We communicate with the other person through the relationships we have established, and at the same time, we initiate a relationship with the verbal and non-verbal communication we initiate. These relationships are such as mother-child, father-
child, mother-father, mother-neighbour relationships. Observing this relationship, the child can easily understand through which bond
you are communicating with him/her.
Communication requires reciprocal relationships, requiring people to have a common understanding of the meaning of certain words, sounds, signs and gestures
. In this context, the language we use and our tone of voice
are of great importance. If we compare this importance, 55% body language, 38% tone of voice and 7% words are effective.
How Can I Communicate Effectively with My Child?
Now I will tell you about some important details in the relationship we establish with children.
1- First of all, decide correctly when to start communication. If the child is in a problem situation, never own his/her problem; he/she will definitely express himself/herself unless something very contrary happens.
2-Use the "I" language. Communicate through the child's behavior. Be perceptive, not judgmental.
3-Be empathetic. First let him describe the current situation. Then ask him what he thought about this situation and how he felt afterwards. When you do this item correctly, it will be an element that will enable your child to understand that the ability to determine the situation and to manage emotions by asking about thoughts before emotions belongs to thoughts, and will be an element that will develop self-control in your child.

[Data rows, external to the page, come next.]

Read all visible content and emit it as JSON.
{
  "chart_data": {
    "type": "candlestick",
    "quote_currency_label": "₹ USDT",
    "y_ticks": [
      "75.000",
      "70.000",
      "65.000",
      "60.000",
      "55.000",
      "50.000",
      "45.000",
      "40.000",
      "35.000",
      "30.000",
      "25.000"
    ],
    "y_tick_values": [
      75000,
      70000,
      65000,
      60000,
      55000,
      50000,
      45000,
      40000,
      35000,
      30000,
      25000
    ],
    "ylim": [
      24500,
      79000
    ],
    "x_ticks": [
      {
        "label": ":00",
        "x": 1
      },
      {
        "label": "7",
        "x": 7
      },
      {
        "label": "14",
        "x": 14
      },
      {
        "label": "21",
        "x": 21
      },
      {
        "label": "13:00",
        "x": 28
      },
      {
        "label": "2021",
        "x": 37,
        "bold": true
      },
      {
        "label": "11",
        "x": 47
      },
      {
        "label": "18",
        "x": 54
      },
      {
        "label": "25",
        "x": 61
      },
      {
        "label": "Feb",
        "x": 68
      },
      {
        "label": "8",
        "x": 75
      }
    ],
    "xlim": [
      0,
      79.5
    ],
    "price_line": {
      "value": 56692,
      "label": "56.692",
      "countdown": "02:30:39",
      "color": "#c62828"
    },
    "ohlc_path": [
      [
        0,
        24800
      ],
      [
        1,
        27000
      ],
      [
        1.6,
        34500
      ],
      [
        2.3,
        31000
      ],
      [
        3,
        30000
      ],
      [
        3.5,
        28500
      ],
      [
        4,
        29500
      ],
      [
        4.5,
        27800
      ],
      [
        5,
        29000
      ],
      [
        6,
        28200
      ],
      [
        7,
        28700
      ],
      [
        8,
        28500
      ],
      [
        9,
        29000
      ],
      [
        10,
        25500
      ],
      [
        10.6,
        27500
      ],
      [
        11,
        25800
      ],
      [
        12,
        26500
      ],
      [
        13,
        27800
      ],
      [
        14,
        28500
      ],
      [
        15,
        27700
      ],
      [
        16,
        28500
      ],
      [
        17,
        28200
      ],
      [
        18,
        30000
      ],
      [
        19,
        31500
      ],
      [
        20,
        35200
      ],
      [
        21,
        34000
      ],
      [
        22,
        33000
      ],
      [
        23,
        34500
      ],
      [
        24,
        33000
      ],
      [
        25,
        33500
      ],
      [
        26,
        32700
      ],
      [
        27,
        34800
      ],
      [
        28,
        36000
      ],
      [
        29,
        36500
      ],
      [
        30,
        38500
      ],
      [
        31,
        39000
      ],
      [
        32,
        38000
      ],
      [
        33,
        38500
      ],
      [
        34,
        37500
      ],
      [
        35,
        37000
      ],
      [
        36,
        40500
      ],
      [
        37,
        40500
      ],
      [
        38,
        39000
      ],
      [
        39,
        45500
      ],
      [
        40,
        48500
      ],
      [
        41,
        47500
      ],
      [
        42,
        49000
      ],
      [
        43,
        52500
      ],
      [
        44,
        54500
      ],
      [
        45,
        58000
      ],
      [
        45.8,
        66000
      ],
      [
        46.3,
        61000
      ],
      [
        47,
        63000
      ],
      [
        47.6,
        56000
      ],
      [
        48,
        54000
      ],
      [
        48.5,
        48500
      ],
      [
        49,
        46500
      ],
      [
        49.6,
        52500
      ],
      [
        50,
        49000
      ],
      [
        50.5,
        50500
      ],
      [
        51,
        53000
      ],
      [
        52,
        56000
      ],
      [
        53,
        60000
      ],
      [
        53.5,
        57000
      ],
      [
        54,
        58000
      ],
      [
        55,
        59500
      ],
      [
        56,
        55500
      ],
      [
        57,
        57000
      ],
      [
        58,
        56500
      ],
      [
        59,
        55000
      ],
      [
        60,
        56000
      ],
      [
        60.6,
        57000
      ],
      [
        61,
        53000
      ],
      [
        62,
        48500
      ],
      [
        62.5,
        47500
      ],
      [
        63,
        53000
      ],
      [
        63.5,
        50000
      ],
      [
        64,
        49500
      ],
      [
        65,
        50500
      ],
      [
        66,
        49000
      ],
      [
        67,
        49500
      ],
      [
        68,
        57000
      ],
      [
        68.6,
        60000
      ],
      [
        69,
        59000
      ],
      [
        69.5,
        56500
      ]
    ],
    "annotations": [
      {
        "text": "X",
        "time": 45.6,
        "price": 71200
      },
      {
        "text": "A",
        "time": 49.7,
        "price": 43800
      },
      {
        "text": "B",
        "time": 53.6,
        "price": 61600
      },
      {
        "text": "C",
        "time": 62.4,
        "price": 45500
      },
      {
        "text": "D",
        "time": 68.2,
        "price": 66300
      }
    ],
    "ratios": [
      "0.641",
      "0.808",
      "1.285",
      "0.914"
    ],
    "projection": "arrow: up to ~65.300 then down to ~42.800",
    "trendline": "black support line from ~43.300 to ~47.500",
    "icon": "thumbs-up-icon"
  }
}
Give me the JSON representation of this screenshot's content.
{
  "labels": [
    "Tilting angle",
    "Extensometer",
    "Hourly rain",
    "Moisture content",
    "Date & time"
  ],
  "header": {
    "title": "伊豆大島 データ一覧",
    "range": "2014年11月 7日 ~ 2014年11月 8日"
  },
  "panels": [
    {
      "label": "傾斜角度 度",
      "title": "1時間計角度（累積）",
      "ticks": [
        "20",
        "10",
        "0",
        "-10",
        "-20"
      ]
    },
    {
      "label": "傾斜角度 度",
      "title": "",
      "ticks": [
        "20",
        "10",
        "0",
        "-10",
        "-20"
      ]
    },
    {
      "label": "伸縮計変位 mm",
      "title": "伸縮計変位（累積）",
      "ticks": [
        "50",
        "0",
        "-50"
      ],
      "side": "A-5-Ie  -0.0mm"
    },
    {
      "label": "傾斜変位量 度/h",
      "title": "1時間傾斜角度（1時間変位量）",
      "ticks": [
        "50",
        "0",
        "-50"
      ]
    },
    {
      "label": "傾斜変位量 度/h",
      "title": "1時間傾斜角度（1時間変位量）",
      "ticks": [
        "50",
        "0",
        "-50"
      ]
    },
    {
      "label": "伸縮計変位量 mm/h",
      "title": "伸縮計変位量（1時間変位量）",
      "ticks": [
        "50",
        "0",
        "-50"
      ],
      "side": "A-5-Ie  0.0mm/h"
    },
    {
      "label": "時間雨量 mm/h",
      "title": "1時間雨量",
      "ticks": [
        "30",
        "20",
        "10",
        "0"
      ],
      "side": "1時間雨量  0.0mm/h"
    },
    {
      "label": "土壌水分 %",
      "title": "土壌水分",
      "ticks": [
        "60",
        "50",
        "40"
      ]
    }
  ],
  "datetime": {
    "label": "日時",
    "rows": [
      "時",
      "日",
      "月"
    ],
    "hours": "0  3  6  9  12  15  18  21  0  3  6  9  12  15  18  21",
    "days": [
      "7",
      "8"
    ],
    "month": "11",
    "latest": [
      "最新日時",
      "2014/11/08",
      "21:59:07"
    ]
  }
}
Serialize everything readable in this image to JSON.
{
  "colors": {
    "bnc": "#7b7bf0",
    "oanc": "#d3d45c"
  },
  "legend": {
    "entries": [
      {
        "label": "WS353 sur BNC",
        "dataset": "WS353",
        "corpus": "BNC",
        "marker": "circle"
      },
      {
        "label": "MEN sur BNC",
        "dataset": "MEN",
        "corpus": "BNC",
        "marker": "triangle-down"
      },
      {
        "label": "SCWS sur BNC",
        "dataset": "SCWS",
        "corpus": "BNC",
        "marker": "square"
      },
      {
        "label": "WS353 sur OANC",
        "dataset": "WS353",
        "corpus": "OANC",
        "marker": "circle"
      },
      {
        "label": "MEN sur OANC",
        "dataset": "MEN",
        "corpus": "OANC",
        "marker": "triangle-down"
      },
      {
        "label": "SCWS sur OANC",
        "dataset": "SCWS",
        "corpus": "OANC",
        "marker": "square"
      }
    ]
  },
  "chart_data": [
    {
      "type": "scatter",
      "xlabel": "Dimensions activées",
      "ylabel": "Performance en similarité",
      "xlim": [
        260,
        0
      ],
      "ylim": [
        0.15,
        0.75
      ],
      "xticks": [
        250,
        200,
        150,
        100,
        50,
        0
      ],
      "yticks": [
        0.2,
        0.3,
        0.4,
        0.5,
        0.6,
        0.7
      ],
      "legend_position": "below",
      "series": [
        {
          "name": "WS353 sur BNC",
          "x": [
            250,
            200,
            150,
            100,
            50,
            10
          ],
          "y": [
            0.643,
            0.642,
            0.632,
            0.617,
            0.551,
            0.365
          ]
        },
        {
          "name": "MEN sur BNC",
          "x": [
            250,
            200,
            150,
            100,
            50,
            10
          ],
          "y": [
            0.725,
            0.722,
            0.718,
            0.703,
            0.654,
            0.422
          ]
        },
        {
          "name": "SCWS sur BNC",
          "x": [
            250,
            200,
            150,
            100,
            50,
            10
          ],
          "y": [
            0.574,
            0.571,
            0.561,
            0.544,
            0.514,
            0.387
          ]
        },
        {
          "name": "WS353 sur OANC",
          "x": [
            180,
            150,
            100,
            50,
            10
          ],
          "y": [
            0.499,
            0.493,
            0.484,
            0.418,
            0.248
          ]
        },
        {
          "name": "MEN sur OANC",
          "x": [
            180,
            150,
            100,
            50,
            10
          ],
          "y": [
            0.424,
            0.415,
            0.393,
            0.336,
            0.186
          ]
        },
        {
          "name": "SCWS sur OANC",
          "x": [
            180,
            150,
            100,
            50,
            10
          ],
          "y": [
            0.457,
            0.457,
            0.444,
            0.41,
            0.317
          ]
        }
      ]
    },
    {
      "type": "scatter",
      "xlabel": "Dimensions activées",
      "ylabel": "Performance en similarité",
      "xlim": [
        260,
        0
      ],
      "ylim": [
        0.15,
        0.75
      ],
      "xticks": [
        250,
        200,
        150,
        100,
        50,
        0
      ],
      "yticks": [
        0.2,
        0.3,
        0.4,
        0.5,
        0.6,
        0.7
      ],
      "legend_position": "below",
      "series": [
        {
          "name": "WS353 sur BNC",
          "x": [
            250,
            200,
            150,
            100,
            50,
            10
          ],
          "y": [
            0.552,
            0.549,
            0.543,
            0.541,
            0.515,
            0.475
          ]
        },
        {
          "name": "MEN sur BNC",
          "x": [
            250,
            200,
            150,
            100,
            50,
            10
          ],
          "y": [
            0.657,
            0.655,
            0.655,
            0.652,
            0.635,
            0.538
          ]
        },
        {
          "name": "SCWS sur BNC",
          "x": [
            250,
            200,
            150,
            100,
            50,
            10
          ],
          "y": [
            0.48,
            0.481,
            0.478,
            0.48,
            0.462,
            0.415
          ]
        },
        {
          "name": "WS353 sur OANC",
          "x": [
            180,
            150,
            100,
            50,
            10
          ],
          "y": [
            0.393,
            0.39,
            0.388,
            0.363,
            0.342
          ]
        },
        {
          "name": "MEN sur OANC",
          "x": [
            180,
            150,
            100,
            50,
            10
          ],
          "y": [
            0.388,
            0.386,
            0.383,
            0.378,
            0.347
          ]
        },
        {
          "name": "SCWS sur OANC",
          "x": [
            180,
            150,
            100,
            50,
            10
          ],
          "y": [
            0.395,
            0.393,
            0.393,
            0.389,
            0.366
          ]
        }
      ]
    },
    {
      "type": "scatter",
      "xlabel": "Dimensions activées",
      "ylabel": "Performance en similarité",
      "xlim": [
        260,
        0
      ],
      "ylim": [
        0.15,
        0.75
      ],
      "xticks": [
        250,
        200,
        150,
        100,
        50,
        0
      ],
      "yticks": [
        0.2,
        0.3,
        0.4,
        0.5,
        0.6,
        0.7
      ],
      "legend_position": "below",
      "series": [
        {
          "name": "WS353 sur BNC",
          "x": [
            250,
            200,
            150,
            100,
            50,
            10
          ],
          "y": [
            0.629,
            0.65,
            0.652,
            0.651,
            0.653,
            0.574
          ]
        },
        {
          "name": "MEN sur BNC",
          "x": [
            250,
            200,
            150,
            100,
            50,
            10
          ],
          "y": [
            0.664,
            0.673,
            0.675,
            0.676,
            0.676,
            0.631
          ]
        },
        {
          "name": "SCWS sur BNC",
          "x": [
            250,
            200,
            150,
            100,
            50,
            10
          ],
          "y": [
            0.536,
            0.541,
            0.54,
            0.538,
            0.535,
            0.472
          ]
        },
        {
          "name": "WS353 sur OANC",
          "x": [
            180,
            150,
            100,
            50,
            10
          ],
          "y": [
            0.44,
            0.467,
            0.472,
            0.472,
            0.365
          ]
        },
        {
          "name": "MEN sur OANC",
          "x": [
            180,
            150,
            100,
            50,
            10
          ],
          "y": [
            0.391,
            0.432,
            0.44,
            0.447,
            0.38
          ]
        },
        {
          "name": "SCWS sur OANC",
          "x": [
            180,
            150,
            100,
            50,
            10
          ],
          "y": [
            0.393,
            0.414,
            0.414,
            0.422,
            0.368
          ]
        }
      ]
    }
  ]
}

4- There are three ego-selves within every human being. These are adult self, child self, parent self
states. While communicating with our child and trying to understand his/her feelings, our child ego
state comes to the fore and if it hurts him/her, it is our ego state that speaks like a child by saying "I'll kiss it so it goes away, I'll beat whoever put it there." If we are a strict and authoritarian parent, let's at least use approving, approving sentences such as "Uh-huh, yes, I understand, it must really hurt
..." etc. to show that we understand your feelings.
5 -Make sure to treat your children as desired. As a result of their behavior, you will reward them or make praising sentences
. However, I should especially point out that these sentences should have an impact on the child's behavior. Since personality begins to form at a very young age, when the child exhibits a negative behavior, praise or criticism such as "he is incompetent or you are great" may lead to shyness or overly self-confident narcissistic personality traits in the child's personality.
That's why praise should be like this; With sentences such as "I feel very happy when you act like this" or "I feel sad when you act like this", I focused on behavior, not personality, and showed a perceptive attitude rather than judging by using language. you will be.